As I turned the key to open my front door, I realised that I had held the key to my guilt all along - that I am the chief key holder of my life. What I let in through the door is entirely my choice.

I'm sure a year of practising yoga has something to do with this 'awareness'- this simple truth that my day is mine to mold the way I want to. It is liberating.

Yes, the mundane can't be ignored but emotions like frustration, fear, guilt, regret, and anger can be asked to leave my door step after they've rung the bell because let's face it...they do tend to pay regular visits.

My front door in all it's infinite wisdom asked me to think about the many doors I open and close every day.

Doors that let in friends.
Doors that promise a warm family gathering when you open them.
Doors you look back at and check that they are secure when you leave.
Doors that glare at you with a teenager's angst when you try to enter them.
Doors that succumb to the clothes stuffed behind them and pour their hearts out when you open them.
Doors that are shut quietly when amorous juices start flowing but still manage to groan in mischief.
Doors with big brassy name plates announcing the importance of the room's occupant.
Doors happy with 'welcome home' signs.
Doors with dodgy locks in public toilets screaming silently in panic.
Doors with sweaty slippery handles- apprehensive with the outcome of a job interview.
Doors you never knock on and
Doors you ALWAYS knock on.
Doors with a 'foot in' - promising a secure career progression.
Doors with a glass ceiling- unrelenting.
Doors that are never shut and
Doors that never open
Doors that exist only in our minds.
Doors that hide painful memories and are barred shut but do sometimes creak open.
Doors that rattle with rage when the ego is bruised.

Is opening a door different from closing one?
Do we even need doors?
Do we need these filters to protect us or the ones who live with us?
How many doors have you opened recently?
And have you shut any?

I opened a door to practising yoga a year ago
and that made me realise
that I am okay with just a door frame-
A 'dehleej', a 'chaukhat'
Where my feelings can park for a bit
And enter only if I give them permission.

I am alive and I can't deny that visitors like
love and pain, laughter and guilt, anger and joy
will stop by every day
But who I let in
and who I ask to leave
IS
Entirely up to ME.

------------------------------------------------------------------------------------------------------------



All this talk of doors reminded me of a trip I had taken to Shekhawati in Rajasthan.  This was in February of 2013 and I wasn't blogging then.

The trip was organised by a dear friend from college, Aparna Acharya (who deserves a post dedicated entirely to her for what she does for a living).
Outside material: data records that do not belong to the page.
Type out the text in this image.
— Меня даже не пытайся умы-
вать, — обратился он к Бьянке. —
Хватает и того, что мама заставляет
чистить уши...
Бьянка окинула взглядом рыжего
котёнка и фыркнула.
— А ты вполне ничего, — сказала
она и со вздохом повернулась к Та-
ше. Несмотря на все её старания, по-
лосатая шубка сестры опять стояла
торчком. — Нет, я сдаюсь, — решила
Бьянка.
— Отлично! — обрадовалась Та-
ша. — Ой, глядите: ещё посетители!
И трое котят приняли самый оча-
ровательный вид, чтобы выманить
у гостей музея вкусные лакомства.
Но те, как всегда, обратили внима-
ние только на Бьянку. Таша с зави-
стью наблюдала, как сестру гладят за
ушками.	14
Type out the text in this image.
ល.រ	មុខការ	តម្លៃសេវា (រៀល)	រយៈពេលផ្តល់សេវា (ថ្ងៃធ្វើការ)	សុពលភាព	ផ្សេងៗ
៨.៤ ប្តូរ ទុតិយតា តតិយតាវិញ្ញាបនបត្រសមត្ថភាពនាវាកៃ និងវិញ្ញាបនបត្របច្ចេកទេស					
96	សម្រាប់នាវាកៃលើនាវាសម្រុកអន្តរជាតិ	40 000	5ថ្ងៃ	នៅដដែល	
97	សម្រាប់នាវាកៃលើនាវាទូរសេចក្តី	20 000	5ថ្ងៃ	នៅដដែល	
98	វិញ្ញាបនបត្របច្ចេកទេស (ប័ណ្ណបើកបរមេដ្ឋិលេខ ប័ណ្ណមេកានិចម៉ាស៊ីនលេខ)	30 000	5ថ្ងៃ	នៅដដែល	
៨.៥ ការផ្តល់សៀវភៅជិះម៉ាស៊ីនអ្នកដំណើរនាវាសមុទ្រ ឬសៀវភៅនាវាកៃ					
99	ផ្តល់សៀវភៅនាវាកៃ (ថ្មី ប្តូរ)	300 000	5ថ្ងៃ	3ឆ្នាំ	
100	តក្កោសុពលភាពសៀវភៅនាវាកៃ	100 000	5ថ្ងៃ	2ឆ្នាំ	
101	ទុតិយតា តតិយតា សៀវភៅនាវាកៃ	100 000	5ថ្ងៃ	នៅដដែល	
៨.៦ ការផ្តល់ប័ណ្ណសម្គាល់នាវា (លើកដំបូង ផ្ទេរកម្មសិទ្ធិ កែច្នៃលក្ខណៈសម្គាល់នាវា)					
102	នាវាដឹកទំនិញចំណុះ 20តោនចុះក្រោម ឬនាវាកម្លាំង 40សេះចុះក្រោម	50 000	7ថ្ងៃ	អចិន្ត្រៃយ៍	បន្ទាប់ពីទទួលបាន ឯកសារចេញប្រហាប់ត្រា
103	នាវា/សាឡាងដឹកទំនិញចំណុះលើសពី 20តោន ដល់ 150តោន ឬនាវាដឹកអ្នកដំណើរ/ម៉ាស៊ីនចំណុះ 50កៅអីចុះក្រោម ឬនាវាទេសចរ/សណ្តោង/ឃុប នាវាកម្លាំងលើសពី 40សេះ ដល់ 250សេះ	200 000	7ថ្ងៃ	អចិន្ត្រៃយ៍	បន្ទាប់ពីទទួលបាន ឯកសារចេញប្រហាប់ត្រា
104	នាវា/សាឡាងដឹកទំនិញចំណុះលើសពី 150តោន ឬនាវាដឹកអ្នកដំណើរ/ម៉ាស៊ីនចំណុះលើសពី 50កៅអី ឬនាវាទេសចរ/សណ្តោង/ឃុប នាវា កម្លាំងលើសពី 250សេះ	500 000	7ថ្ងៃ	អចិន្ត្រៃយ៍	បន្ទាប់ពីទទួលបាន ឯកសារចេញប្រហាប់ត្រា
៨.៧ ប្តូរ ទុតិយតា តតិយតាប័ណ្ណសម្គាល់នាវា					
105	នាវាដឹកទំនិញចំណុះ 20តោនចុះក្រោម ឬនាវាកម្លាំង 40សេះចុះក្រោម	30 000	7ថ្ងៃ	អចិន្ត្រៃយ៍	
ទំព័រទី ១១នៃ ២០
Yes, she opens a lot of doors to let people see the beauty of India.

I won't be writing any captions for the following pictures. I would like for you to just soak in this beauty the way I did while wandering the streets of Shekhawati- the land of frescoes, doors and windows, arches and domes and warm and  inquisitive people.

And if you like what you see and would like to go, you can visit www.vistasindia.com and start planning:)
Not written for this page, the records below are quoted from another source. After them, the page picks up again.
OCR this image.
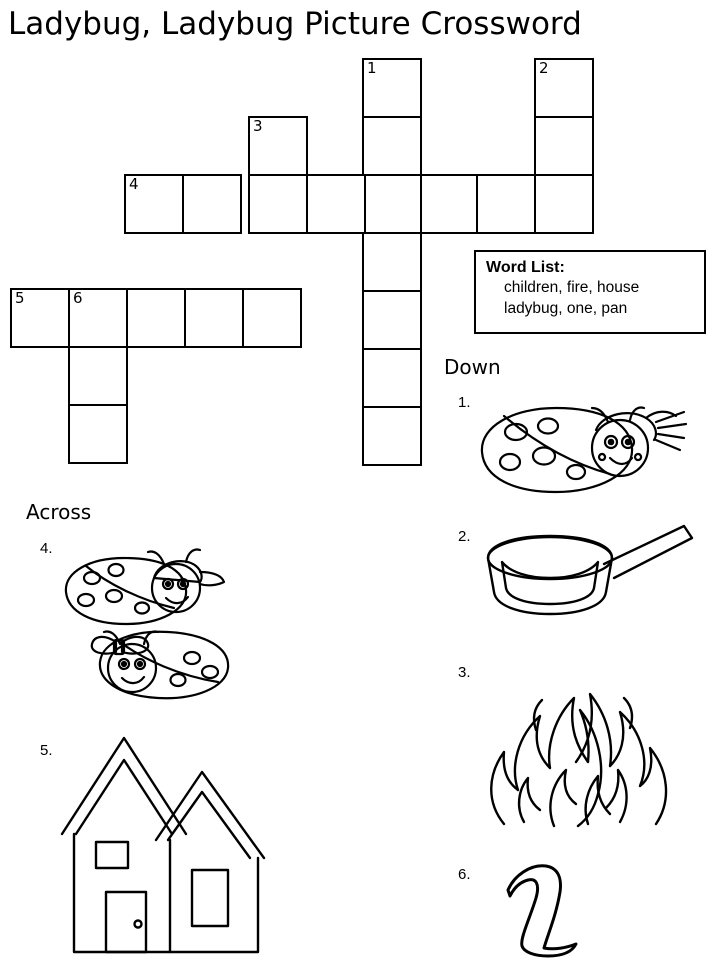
Ladybug, Ladybug Picture Crossword
1	2
3
4
5	6
Word List:
children, fire, house
ladybug, one, pan
Down
Across
1.
2.
3.
6.
4.
5.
Aparna had arranged for us to stay at Roop Niwas Kothi in Nawalgarh... the perfect place to come back to and relax after a day out in the biggest art gallery (I've ever seen) that is this town.
 http://www.roopniwaskothi.com/

I can't resist posting the following picture of our loo...


There was even a nook for my book...


The view from our room door...



So this journey comes to an end. 
It started almost three hours ago when I decided to just do it. 
I think it's time to take a break and relax. Have a wonderful day everyone and do share your doors -
memorable, ordinary, extra-ordinary, tangible or otherwise with me.